Por mais que tentasse focar nos estudos, as borboletas do meu estômago pareciam soar mais altas. Desde aquele dia, não havia falado mais com Felipe, mais nenhuma outra mensagem, nenhuma ligação. Cheguei a pensar que ele havia desistido de sair novamente comigo.
  Sempre fui uma garota insegura, e as inseguranças do amor, para mim, foram sempre as piores. Amor, engraçado como depois de uma grande perda, qualquer pretexto para se reerguer se torna amor, ou qualquer motivo para amar se torna culposo. As dúvidas e incertezas dentro de mim eram ainda piores do que as relacionadas à ele.
  Almocei qualquer bobeira e acabei caindo no sono novamente. Dormi a tarde toda.
  Acordei assustada e peguei meu celular para checar a hora, mas quando toquei na tela, a última coisa que vi foi o horário: haviam 5 mensagens dele e mais 2 chamadas não atendidas.
  "Oii, tudo bem?"
  "Tudo de pé pra hoje?"
  "Que horas posso passar pra te pegar?"
  "Precisamos combinar um lugar, dessa vez deixo você escolher"
  "????"
  Confesso que ri de seu desespero, eu não era a única que me preocupava. Acabei ligando para ele, que atendeu após alguns toques.
  - Alô?!
  - Oi, é a Bianca - falei, como se ele não tivesse lido o identificador de chamadas ao ver a ligação.
  - Ah! Olá! Pensei que já tivesse esquecido de mim!
  - Claro que não, só andei meio ocupada hoje. - menti.
  - Ah, sem problemas. Mas e aí? Sugestões para hoje?
Confesso que me senti um pouco culpada por pensar justamente em um lugar que costumava ir com você. Mas nenhum lugar me pareceu melhor do que aquele restaurante.
  - Tem um restaurante italiano que não é muito longe daqui, o que acha?
  - Por mim tudo bem, marcado! As 20 horas passo aí!
  - Beleza, tchau.
  - Tchau, beijos.
Uma hora antes comecei a me arrumar, sempre gostei de me trocar com calma, escolhendo com sabedoria as peças de roupa, sapatos e a maquiagem.
Depois de pronta, me olhei no espelho. Incrível como olhar para minha imagem por um tempo me fazia refletir sobre mim mesma.
Primeiramente olhei para minha calça jeans rasgada, depois para a blusa branca que fazia uma composição perfeita com os sapatos rosé. Eu estava bonita, me sentia bonita: por fora, parecia uma mulher confidente e segura, a expressão forte disfarçava as contradições que se passavam dentro de mim. Não conseguia ter uma certeza: tinha dúvidas sobre o lugar que iríamos, ficava com medo das conversas que poderiam surgir e com mais medo ainda do silêncio que me constrangeria. E no misto de sentimentos, não pude deixar de pensar em você, a nostalgia da saudade me fazia perguntar milhões de coisas à mim mesma antes de sair e imaginar todos os possíveis motivos para desistir. Me olhei no espelho: dessa vez eu iria sair sem culpa no peito, precisava de acreditar em mim.

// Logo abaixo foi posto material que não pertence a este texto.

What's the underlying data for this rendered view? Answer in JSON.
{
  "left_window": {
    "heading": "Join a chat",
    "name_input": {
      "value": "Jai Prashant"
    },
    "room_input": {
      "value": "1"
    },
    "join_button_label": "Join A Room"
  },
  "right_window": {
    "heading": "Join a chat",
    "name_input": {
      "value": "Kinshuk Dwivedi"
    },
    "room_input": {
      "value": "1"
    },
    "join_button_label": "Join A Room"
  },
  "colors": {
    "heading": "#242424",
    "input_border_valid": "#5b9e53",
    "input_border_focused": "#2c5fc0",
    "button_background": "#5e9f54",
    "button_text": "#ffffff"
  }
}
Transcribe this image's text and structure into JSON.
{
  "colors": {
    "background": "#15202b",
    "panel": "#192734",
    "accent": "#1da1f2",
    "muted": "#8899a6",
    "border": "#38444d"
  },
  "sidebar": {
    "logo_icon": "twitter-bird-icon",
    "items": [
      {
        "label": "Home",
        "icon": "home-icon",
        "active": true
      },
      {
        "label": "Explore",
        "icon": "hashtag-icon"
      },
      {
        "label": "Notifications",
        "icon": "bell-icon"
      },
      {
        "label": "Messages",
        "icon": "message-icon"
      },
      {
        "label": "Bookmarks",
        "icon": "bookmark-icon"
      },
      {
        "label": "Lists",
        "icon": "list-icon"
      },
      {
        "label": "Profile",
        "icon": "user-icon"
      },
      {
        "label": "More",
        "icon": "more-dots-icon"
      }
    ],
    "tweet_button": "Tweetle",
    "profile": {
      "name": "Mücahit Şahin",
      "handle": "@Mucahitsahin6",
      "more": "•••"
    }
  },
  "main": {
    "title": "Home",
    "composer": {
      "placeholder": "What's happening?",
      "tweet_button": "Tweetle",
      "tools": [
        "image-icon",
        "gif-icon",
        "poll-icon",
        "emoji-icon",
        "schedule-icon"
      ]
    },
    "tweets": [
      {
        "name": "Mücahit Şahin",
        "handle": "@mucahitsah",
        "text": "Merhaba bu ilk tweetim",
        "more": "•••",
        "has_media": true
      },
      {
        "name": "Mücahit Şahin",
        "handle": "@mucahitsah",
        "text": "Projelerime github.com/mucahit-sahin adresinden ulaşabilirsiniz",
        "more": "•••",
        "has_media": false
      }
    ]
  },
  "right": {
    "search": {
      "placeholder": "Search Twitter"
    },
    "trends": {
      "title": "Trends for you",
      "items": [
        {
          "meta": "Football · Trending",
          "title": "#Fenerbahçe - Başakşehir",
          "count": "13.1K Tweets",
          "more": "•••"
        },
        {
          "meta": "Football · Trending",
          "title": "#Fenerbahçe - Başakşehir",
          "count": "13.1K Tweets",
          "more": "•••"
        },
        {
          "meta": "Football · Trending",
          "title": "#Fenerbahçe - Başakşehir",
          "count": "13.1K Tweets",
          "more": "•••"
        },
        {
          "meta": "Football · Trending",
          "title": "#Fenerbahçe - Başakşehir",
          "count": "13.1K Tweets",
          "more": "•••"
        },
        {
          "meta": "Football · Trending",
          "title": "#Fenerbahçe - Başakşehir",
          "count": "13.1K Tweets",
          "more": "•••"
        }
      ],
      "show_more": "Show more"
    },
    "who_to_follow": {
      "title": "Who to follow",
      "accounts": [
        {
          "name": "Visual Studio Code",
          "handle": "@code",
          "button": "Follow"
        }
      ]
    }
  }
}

E então, Felipe bateu na porta, queria fugir, não importa o que havia pensado, não estava pronta pra isso. Dei uma última batida no cabelo, sorri para minha imagem e fui atender.
- Olá, você está linda hoje. - disse ele me cumprimentando com um sorriso no rosto.
- Obrigada. - disse, vermelha.
- Bom, acredito que hoje você irá me guiar. Para onde vamos?
- Me siga. - falei caminhando até o elevador.
Paramos na garagem, e eu abri meu carro, o pensamento de dirigir me deixou agoniada. Acho que nunca me acostumaria com a correria e o louco trânsito de São Paulo. Vendo minha hesitação ao entrar, Felipe se ofereceu para dirigir, confesso que me aliviei ao entregar as chaves para ele.
- Só preciso que me guie.
- Sem problemas.
  Dei as direções a ele até chegarmos no restaurante. E pela suas reações, senti que havia gostado do lugar.
  Sentamos em uma mesa no centro do local, as paredes desenhadas com grafite tornavam o lugar excêntrico.
  Fizemos o pedido e conversamos sobre trabalho e faculdade até nossos pratos chegarem, para meu alívio, o silêncio não pairou sobre nós, sempre mudávamos o assunto e fazíamos de tudo para termos sobre o que conversar. Fiquei satisfeita em saber que não era a única que queria manter a conversa viva.
  Apesar da distração e da conversa, não conseguia deixar de pensar em você naquele lugar. E em certo momento, o assunto inevitável chegou: estava olhando de lado, pensando nas vezes que já havia estado ali e como ir para aquele restaurante depois de tudo que aconteceu me fazia sentir forte e bem novamente. Para meu infortuno, Felipe percebeu.
  - Aconteceu alguma coisa? - disse olhando para mim.
  - Ah, não, só estava lembrando de algumas coisas.
  - Cedo demais para me contar sobre isso? - falou olhando nos meus olhos, mostrando uma compreensão que nunca havia visto na minha vida. Minha vontade foi de abraçá-lo e esperá-lo dizer que tudo ficaria bem.
  - Acho que sim.
  - Posso te fazer uma pergunta? Venho pensando nisso inquietamente.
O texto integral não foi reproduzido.